The case for the tariffs now rests almost entirely on the future: that capacity being seeded today will become jobs in 2027 and 2028. That bet may yet pay off, and it deserves to be judged on its own timeline. But the specific claim made in 2025, that the factories were already roaring back, is not what the numbers show. So far they show the opposite, for the reason they showed it last time: most American factories are on the paying end of a tariff, not the protected one.
Load-bearing numbers come from the Federal Reserve, the Census Bureau, BLS, peer-reviewed economics, and nonpartisan researchers.

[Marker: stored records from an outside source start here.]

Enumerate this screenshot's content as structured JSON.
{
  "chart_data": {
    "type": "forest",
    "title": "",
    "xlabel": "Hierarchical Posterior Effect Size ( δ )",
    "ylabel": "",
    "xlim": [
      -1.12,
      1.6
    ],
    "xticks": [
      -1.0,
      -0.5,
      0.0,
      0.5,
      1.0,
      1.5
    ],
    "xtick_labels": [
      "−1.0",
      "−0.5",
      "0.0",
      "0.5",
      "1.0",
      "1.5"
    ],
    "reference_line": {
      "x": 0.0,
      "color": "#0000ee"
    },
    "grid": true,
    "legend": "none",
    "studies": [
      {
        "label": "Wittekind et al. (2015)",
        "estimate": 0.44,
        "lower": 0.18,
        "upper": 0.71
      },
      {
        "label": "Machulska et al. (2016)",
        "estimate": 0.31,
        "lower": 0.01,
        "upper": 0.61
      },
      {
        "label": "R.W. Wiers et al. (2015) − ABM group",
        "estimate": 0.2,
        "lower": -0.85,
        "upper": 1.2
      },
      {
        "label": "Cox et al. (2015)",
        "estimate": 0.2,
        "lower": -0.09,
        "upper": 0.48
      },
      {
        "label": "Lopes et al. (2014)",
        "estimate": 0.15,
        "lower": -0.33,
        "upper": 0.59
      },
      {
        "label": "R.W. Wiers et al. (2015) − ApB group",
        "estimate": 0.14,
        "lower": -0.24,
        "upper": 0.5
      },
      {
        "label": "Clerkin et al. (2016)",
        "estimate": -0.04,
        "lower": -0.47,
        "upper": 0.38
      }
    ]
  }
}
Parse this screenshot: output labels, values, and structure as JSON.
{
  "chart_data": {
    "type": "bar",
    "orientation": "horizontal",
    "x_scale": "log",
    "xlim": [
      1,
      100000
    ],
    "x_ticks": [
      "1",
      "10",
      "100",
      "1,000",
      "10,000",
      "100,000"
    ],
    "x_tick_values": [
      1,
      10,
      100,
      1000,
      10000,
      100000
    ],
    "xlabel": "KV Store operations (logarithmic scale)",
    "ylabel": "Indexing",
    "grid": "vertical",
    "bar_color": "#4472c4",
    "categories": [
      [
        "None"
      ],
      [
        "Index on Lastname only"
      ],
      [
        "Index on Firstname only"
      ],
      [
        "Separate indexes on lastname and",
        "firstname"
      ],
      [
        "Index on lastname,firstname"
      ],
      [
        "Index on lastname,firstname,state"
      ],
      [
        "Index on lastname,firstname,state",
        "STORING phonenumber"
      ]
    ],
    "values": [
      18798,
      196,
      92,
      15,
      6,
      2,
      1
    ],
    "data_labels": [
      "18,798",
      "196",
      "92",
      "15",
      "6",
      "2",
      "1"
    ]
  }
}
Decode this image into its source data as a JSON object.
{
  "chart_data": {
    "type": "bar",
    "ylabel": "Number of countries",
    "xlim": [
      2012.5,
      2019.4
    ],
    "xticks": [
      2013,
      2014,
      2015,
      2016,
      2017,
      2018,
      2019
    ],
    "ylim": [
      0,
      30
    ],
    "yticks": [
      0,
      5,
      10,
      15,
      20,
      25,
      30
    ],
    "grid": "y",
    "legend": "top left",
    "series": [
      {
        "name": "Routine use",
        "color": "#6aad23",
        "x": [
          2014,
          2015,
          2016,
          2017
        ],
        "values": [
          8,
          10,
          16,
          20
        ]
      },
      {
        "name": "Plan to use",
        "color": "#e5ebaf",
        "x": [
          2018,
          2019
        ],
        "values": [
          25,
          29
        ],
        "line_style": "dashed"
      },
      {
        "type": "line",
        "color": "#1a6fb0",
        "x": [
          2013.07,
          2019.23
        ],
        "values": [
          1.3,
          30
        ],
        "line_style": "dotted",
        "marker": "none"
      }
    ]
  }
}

Where a number is a model estimate rather than a head count, it is labeled.
This page assesses the claim that tariffs revive US manufacturing, using the 2018-2019 record and data through May 2026 (the latest available; the June jobs report lands in early July). Job-effect figures from the 2018-2019 studies are model-based estimates comparing more- and less-exposed industries, not direct head counts. The 2026 factory survey also rebounded into expansion on orders even as hiring stayed soft and input prices hit highs, and some cost pressure in 2026 reflects energy and other factors, not tariffs alone. Where estimates differ or evidence is contested, the page says so. Corrections welcome.